There's no transparency with electronic voting. None. Even you are "IT pro" and go to see what happens...well, on /. it's not necessary to explain that you will see almost nothing of the procedure. Now imagine average folks.
In this case, you have inherent distrust in the results.

Re:Secure e-voting

[TheRaven64]

A lot of us don't see a problem with pencil and paper voting (for me it wouldn't be a return - it's what we do already). A democratic state has to be accountable to the electorate, by definition. That means elections have to be low tech, because if they are not then you reduce the number of the electorate who are capable of auditing the process. How many people are capable of verifying that a voting machine is correct? I only know a couple of people I'd trust to formally verify the software, and no one I'd trust to verify the hardware. On the other hand, I know a lot of people, myself included, who are capable of watching folded voting papers being put into a box and of checking that they are counted correctly. I could do it myself, and any candidate - even the ones that only get a few votes - can easily find a supporter who is able and willing to do so.

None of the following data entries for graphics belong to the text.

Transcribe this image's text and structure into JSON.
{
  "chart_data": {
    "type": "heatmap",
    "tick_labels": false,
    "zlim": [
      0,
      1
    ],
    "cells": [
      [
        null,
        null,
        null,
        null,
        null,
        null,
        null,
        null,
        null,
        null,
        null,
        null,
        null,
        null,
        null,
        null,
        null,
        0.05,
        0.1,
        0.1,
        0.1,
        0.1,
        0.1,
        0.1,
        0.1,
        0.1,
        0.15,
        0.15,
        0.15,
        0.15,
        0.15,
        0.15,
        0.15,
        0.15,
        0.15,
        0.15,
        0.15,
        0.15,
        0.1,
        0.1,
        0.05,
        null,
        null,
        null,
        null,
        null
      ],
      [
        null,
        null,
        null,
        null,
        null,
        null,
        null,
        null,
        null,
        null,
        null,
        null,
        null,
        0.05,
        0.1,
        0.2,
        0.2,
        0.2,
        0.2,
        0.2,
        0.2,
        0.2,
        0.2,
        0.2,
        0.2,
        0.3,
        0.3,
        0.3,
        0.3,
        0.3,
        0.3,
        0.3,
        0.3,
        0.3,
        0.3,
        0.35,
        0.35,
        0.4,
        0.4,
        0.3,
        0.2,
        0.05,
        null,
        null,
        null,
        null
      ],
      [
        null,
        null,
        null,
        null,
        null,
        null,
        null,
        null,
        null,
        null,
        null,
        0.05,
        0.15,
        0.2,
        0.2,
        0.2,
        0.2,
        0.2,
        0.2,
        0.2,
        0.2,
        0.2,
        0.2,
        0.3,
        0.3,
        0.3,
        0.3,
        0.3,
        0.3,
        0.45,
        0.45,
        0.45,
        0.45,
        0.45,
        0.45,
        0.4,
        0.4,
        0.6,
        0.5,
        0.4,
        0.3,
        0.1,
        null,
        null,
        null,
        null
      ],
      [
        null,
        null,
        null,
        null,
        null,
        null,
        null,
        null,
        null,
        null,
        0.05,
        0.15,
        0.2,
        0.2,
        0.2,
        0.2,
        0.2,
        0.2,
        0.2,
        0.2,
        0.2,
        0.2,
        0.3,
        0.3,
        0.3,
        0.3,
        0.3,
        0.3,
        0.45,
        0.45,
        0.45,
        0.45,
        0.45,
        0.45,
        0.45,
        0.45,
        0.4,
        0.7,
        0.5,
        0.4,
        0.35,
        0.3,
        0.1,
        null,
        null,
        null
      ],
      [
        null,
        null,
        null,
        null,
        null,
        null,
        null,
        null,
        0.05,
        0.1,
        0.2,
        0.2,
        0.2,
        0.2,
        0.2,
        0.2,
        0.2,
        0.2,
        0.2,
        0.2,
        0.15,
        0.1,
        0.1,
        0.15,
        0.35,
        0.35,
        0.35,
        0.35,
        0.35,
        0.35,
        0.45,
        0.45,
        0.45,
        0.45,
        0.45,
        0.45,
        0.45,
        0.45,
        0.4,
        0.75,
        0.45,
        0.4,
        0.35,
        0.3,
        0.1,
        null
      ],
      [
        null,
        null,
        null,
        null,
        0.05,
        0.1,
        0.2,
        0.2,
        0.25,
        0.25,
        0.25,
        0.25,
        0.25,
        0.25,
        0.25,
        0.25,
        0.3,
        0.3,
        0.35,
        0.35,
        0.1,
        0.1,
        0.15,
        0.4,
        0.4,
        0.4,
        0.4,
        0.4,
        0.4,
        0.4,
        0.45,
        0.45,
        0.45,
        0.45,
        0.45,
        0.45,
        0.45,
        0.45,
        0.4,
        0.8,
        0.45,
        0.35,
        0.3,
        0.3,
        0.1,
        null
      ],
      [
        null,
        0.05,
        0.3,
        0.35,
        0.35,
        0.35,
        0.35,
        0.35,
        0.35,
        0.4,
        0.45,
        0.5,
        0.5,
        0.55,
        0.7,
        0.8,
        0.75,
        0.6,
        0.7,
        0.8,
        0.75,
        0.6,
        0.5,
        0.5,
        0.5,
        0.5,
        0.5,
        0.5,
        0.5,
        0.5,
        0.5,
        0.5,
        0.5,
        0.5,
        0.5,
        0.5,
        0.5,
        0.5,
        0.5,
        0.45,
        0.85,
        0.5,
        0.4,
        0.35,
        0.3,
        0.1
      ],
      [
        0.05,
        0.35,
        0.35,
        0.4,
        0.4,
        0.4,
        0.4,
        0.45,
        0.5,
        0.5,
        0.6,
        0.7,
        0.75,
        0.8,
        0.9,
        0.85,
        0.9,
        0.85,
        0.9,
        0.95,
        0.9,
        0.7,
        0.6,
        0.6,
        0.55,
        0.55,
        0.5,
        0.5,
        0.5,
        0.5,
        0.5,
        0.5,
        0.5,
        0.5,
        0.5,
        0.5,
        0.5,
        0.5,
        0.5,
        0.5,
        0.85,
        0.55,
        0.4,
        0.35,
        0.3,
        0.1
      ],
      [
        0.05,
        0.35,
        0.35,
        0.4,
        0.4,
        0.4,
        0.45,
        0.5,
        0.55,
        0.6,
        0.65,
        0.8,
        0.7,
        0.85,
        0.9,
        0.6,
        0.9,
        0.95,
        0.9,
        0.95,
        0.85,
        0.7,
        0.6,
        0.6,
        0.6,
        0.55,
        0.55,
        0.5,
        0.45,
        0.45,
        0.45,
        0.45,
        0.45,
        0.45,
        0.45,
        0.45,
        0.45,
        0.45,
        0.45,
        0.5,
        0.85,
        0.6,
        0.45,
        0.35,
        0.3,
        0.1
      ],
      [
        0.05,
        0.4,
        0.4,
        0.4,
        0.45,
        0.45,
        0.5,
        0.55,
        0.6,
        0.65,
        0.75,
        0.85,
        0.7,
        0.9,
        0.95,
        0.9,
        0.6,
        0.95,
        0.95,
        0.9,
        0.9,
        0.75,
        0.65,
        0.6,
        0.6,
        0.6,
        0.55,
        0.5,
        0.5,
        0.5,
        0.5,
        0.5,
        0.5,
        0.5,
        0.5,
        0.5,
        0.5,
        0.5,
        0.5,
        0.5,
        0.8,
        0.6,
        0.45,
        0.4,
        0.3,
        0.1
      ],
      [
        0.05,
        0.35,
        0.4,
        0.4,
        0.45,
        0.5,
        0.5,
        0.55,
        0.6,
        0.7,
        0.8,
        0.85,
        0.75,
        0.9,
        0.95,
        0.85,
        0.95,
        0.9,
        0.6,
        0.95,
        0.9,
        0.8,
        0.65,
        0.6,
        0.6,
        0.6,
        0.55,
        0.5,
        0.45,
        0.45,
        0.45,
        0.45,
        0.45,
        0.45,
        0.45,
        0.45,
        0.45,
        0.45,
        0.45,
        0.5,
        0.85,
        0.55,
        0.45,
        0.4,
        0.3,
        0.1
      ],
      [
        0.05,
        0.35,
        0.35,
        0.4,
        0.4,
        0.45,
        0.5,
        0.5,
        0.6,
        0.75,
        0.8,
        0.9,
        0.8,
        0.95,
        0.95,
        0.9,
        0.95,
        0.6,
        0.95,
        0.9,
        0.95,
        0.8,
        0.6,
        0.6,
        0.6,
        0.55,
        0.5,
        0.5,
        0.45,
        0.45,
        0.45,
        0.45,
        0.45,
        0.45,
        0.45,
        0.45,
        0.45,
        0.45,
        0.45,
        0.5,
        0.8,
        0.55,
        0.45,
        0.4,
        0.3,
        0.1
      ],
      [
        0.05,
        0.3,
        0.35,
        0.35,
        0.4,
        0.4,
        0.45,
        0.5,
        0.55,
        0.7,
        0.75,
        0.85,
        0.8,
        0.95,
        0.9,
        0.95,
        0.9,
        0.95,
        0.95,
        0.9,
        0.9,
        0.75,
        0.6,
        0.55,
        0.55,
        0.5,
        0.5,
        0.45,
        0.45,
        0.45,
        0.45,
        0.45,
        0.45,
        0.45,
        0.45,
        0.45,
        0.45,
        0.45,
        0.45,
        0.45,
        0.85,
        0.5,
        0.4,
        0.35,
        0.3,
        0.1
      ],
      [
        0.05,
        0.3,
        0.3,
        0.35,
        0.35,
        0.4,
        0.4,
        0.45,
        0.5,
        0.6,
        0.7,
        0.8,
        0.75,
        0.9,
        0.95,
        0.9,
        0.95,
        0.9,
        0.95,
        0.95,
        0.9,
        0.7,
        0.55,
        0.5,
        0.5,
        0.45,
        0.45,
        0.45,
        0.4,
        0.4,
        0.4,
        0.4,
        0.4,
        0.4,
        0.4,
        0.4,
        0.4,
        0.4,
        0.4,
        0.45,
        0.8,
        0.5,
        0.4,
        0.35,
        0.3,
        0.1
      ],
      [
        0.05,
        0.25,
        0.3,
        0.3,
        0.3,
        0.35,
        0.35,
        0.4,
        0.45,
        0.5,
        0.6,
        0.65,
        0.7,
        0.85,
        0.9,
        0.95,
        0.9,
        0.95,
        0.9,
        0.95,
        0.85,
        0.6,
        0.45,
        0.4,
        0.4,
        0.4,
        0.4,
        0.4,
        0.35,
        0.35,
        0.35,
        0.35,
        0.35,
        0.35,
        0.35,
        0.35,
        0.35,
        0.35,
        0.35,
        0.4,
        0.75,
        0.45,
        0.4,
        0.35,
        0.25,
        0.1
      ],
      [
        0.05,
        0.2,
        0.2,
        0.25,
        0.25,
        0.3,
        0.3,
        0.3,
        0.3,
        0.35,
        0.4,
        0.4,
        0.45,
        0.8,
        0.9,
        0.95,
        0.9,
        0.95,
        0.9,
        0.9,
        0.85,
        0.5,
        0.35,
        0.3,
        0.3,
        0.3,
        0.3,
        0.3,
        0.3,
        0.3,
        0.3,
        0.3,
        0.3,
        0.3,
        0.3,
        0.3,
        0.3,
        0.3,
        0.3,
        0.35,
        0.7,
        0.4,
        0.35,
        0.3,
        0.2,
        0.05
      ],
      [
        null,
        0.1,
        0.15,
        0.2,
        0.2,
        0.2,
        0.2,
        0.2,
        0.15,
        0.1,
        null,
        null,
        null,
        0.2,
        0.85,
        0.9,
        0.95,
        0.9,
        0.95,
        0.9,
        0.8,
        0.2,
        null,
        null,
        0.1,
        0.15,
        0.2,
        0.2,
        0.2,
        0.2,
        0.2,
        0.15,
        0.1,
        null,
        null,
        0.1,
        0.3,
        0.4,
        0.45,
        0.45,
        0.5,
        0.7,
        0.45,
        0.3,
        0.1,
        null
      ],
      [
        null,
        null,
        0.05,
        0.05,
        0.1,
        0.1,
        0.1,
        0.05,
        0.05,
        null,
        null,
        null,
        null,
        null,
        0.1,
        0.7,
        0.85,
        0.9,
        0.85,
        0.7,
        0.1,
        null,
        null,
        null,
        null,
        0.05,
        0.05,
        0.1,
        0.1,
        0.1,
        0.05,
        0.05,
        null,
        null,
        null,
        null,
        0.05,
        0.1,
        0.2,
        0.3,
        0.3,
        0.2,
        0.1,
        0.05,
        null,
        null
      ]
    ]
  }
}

Re:Ultimate accountability

[fgouget]

There are plenty of techniques to create a one-time code that isn't linked to you personally and can't be traced back

Except all the proposals I have seen call for the unique key being generated by the government (and generally snail mailed to you). So you have no proof that such techniques have been used by the government.

But you can't honestly tell me you're so paranoid about this that you now vote with gloves on because they might trace the fingerprints on the ballot?

I don't wear gloves because I help count the votes so my fingerprints are on all the ballots!

All jokes aside, they don't know which ballot is yours. So they would have to scan the fingerprints on a substantial percentage of the ballots to find out and they would have a hard time doing that in secret. In contrast installing a small 'security' patch that records either the votes or matches the unique keys with your identity would be pretty easy. Much easier than bugging the phone of Greece's prime minister [ieee.org] along with those of a hundred other high ranking officials for months without getting caught for instance.

Only problem there is the unique key needs to be disposed for you to remain anonymous... but I guess you could instruct people to do so after casting their vote (if they wish to remain anonymous).

Forcing the voters to take action for their vote to remain anonymous is equivalent to making their votes public. If they erased the proof that they voted right, then they will get get their knees broken all the same. Note that this is not just a theoretical issue, it has real world effects on votes as proven by Chile's switch [harvard.edu] to secret ballots in 1958.